Um cartório, resguardadas amplitudes de outras informações e considerando referência ao século XIX, funcionava com pelo menos um escrivão de paz e o tabelião, não raras vezes, ilegalmente, o escrivão em exercício cumulativo. Ao escrivão era dada competência de escrever ou registrar atos em livro de padrões e títulos autênticos de onde constem as ações e direitos, mas ao tabelião cabia atribuição para titularizar, reconhecer assinaturas e autentica documentos, sem prejuízos de outras prerrogativas legais.
A ausência de documentos quanto à instalação do Tabelionato em Santa Cruz não permite apontar data correta, ou mesmo se o feito teria acontecido nos tempos de freguesia ou de vila.
No entanto, é possível alcançar com segurança absoluta, o ano de 1876, quando Jacob Antonio Molitor, "Tabelião de Paz da Freguesia de Santa Cruz do Rio Pardo" lavrou escritura de compra e venda de terras – Fazenda Pari-Veado (Cobra, 1923: 62-63).
A partir do referido ano é possível localizar documentos lavrados em Santa Cruz do Rio Pardo, no Tabelionato de Paz, sendo comuns os nomes dos funcionários Antonio Jacob Molitor, Tabelião de Paz; José Manoel de Almeida, Escrivão; e Luiz Domiciano Rosa ou Domiciano Luiz Rosa, Agente Público.

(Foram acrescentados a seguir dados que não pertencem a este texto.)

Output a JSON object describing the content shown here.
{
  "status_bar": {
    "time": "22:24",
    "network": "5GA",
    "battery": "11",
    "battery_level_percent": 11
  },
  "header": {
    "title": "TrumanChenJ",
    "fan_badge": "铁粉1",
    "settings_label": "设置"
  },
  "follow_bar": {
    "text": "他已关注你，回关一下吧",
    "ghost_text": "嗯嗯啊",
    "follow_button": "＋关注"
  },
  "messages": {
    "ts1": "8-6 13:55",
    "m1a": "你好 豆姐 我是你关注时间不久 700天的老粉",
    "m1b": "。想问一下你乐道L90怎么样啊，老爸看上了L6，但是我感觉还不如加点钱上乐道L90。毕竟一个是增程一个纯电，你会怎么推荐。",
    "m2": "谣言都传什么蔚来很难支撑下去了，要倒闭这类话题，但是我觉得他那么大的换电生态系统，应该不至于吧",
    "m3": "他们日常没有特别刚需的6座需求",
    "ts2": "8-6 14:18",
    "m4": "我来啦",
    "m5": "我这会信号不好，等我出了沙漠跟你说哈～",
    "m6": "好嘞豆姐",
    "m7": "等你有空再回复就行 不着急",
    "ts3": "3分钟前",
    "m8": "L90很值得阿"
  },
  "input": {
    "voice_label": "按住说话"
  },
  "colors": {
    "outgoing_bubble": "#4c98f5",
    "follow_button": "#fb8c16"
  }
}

Estes nomes estão conluiados a Manoel Joaquim Bueno, nos grandes grilos de terras, dando autenticidade aos documentos, retroagindo datas entre os anos de 1856 a 1864, inclusive com lançamentos em livros próprios, que consistia em fazer duplicata acrescendo os assentamentos desejados, algo trabalhoso, porém serviço vendido a altos preços.